O título da exposição nasce da afeição pelas distintas camadas semânticas acumuladas na palavra espanhola “espejismo”. Para o dicionário, o termo designa uma espécie de rápida ilusão ótica acontecida por conta da reflexão total da luz em determinado espaço, ao passo em que objetos e pessoas que se situam perto de alguém possam parecer mais distantes e vice-versa; espaços de descanso, os ditos “oásis”, em meio a um deserto – sejam estes literais ou simbólicos. 

Mas, sabemos, uma miragem não é boa ou tampouco ruim, ao passo em que tanto carrega algo de concreto quanto nasce como fruto denso de uma pura ilusão. As vozes aqui reunidas, nossos corpos a percorrerem os espaços instalativos, pequenos esbarrões, encontros fortuitos, pactos silêncios, silêncios prenhes, percursos não óbvios, mesmo este que aqui escreve, diga-se, precisam policiarem-se ao adentrarem o terreno de uma miragem.
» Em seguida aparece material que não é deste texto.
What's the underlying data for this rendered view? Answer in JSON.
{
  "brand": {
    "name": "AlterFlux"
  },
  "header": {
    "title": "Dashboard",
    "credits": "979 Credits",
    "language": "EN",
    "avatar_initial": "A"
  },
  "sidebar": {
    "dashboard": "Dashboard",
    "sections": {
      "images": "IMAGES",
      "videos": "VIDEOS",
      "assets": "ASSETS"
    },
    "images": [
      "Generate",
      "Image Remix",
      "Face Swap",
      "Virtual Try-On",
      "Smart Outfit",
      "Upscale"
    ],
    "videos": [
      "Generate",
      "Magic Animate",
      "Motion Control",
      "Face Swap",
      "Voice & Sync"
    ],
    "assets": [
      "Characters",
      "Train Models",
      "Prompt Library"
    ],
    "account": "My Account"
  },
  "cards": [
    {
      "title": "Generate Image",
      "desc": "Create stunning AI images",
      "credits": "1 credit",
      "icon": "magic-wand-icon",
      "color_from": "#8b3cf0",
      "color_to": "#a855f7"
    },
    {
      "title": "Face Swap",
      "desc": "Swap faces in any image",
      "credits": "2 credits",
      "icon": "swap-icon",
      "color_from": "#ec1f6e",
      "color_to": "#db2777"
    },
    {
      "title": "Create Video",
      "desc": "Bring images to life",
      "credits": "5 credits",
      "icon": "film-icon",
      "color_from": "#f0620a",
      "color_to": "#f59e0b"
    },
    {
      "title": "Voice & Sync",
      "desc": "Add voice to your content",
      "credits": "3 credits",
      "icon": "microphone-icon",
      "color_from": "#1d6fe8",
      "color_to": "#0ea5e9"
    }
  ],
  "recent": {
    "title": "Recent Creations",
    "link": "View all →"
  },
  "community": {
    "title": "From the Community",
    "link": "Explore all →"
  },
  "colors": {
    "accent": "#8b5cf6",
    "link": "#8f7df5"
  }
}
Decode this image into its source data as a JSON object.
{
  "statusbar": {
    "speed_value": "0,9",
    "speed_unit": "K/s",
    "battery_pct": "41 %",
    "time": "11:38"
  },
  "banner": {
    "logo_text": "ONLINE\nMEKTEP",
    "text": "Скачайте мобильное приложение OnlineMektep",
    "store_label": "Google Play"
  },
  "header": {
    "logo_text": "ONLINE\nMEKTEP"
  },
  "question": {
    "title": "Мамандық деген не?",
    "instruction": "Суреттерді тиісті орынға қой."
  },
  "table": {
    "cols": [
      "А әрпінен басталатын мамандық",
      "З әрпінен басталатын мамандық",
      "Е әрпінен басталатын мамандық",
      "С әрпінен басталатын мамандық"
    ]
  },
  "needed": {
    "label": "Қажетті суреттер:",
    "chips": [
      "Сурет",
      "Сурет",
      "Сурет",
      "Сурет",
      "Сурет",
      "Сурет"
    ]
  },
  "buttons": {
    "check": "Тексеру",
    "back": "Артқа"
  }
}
Dos espejismos.

É lá onde realidade e ficção – já deveras embrenhadas uma à outra, atingem o clímax que a produção de Parisot almeja alcançar: Espejismos é uma exposição para ser vista enquanto estivermos acordados ou, quiçá, quando, aqui mesmo, nos surpreendemos ao pegar no sono, em um profundo rito de renovação e de limpeza. Este sono (enfim tranquilo, enfim justo, enfim igualitário) não será fruto de nenhuma ilusão, assim esperamos.